(Unfortunate Coincidence is an early work – I wrote it when I was 22 years old and studying at the Juilliard School)
Dorothy Parker’s often ironic poetry is a reflection of her existence: she often expressed a penchant for death, attempting suicide multiple times, and yet she lived to the age of 74. Much of her poetry, especially the poems in this set, suggest the social oppression of women and yet she herself was a prominent member of the literary circles of a 1920s New York City, as a founding member of the Algonquin Round Table, an elite literary discussion group that congregated at the Algonquin Hotel. Known for her exceptional wit, Parker poked fun at the traditional poetic styles and gestures, shaping something, for instance, in nature-referencing, grandly-phrased rhyming couplets, only to simultaneously cause the poem to make light of those devices.
Parker’s poetry sets itself. Each poem is its own wild ride, embedded with twists and turns that are so bold that they can be effortlessly supported by the music. These poems were selected from throughout her collection and ordered to follow a loose narrative of a woman down on her luck with love.
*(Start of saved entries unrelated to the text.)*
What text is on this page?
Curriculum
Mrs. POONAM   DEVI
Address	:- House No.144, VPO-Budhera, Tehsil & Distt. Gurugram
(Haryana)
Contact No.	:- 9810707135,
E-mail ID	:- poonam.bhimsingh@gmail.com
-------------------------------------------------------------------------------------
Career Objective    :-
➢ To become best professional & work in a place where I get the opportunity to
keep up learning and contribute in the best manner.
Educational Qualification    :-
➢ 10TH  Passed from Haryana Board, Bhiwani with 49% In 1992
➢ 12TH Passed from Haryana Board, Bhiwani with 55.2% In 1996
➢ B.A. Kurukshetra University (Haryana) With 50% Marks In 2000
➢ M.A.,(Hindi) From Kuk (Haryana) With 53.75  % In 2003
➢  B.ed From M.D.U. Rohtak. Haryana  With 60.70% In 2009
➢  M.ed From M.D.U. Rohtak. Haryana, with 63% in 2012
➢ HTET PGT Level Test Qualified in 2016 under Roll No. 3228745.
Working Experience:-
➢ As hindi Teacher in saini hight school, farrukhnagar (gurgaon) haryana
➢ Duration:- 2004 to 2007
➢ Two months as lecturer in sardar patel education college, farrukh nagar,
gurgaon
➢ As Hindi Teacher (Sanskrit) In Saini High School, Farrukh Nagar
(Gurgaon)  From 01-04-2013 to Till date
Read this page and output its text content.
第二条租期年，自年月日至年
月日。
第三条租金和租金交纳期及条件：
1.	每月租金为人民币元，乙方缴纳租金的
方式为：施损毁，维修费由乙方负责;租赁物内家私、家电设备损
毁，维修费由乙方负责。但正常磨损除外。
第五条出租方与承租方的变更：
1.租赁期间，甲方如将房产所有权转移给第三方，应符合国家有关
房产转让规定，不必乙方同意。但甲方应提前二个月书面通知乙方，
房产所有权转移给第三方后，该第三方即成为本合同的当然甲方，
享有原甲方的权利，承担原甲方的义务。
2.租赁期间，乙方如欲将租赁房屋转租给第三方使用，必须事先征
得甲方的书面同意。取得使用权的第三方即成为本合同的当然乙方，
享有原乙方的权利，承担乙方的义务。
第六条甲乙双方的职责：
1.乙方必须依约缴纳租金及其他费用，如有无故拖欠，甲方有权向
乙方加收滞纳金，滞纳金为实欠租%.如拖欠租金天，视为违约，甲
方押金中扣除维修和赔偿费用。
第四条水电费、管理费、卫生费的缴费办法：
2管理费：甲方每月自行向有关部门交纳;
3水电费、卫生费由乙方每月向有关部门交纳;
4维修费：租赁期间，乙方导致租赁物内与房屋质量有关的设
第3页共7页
But the often cantankerous Parker takes her fate standing up – though at moments, her vulnerability shows through her thorny exterior, she is ultimately the quintessential “tough cookie”.
Unfortunate Coincidence was the recipient of a 2007 Morton Gould Young Composer Award from ASCAP.
All texts are by Dorothy Parker
This piece was premiered on April 15, 2005 at Morse Recital Hall at the Juilliard School in New York City.